One of the most complex aspects of divorce is asset division. As an equal distribution state, Florida courts aim to divide all shared assets equally between the two parties.
However, many couples face a more complex process, one that requires a further review of the situation. The following are a few factors courts use when deciding how to split marital assets.
Contributions to the marriage
Shared assets typically include any money or property accrued after the marriage. If the court sees no fair way to divide these assets between spouses, then they may look at each party’s contribution to the marriage. This contribution can also involve matters not related to financial standing, such as child care. For example, if one spouse is a primary breadwinner and purchased a home, but the other provides essential support to the household and the children, the court will look to separate the property equitably.

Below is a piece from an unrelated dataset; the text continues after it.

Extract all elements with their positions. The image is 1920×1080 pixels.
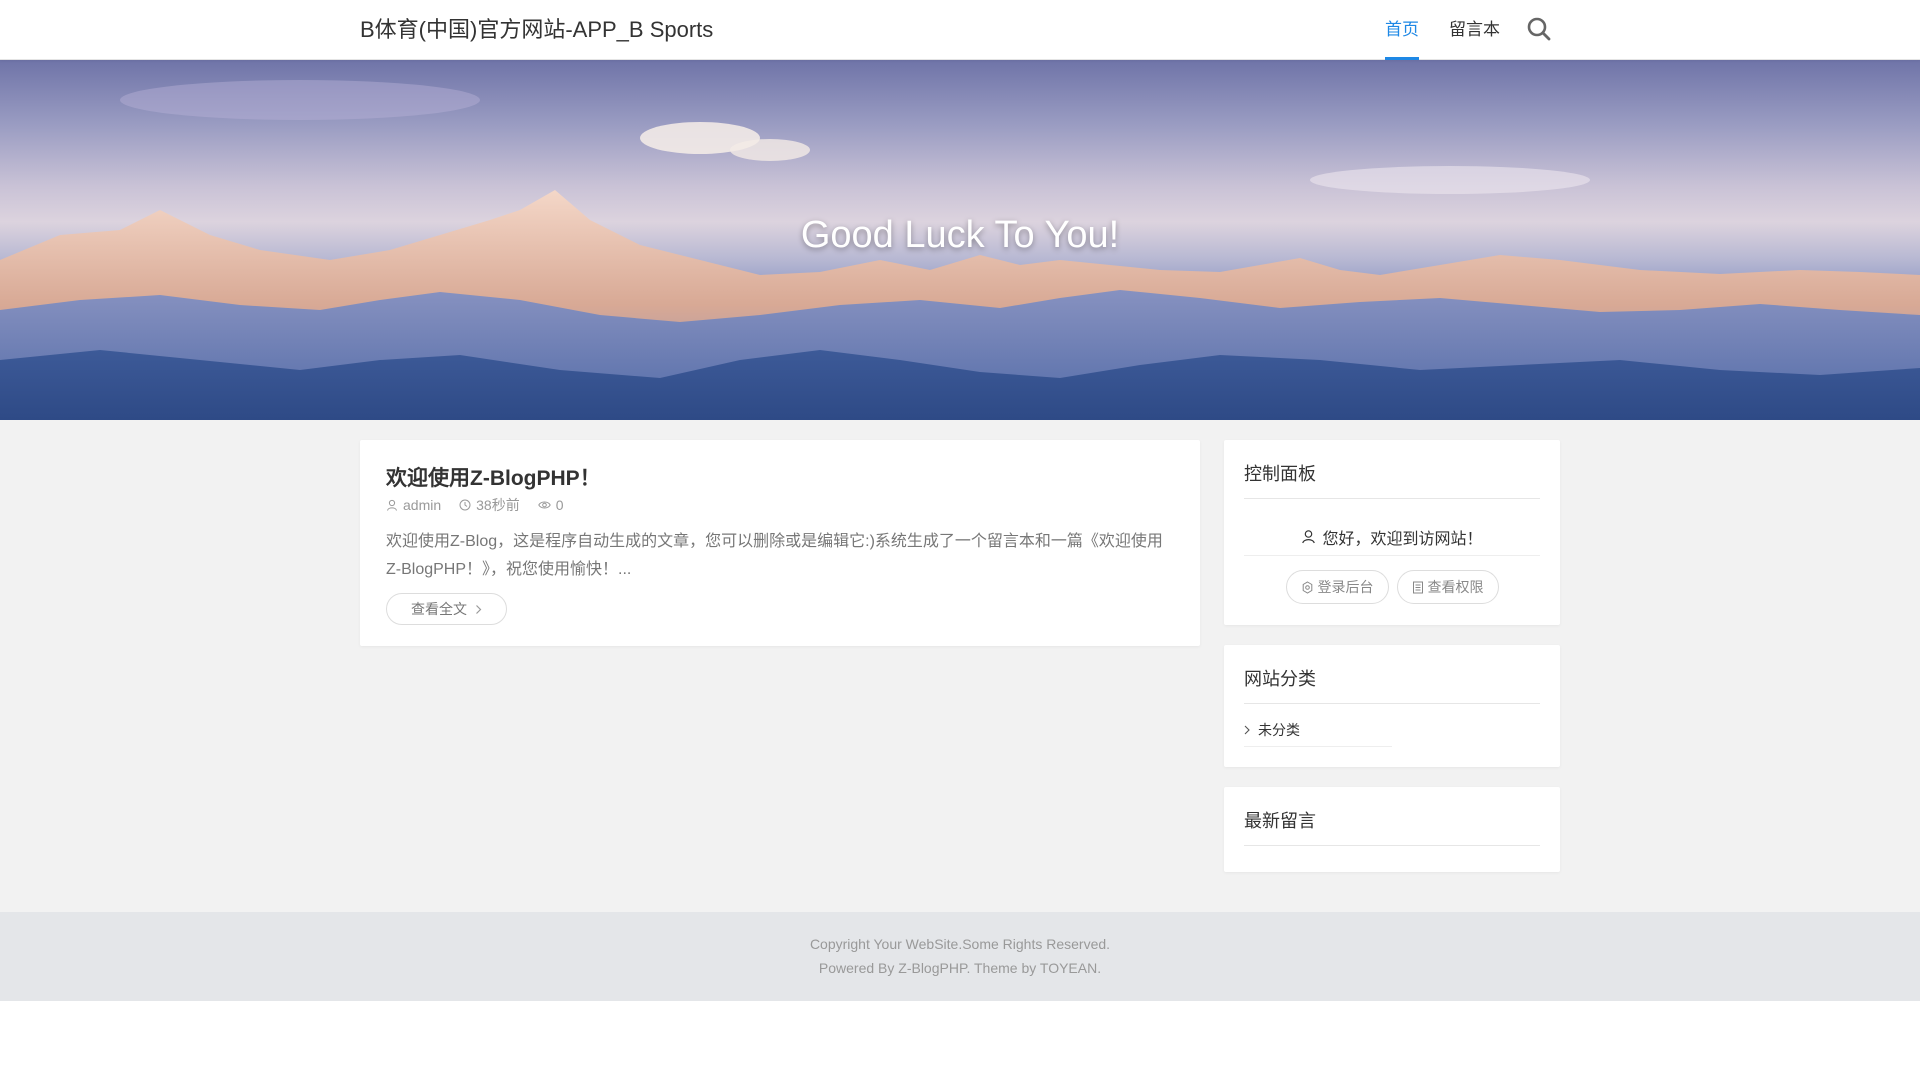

Each party’s financial status and earning capability are also factors. Using the example of stay-at-home parents, these individuals may lack the training and job experience necessary to support themselves after the marriage has ended. However, their spouses’ will possess essential training and experience to be able to maintain gainful employment for years to come. If there are disparities between the two, the court might choose to award the stay-at-home spouse with a larger share of assets to ensure they maintain their current standard of living.
How long the marriage lasted
The duration of marriage is often considered when it comes to matters involving alimony. Longer marriages also usually mean an intermingling of both parties’ finances to a greater degree than if it were a short relationship. For example, a spouse is more likely to receive alimony if the marriage lasted many years.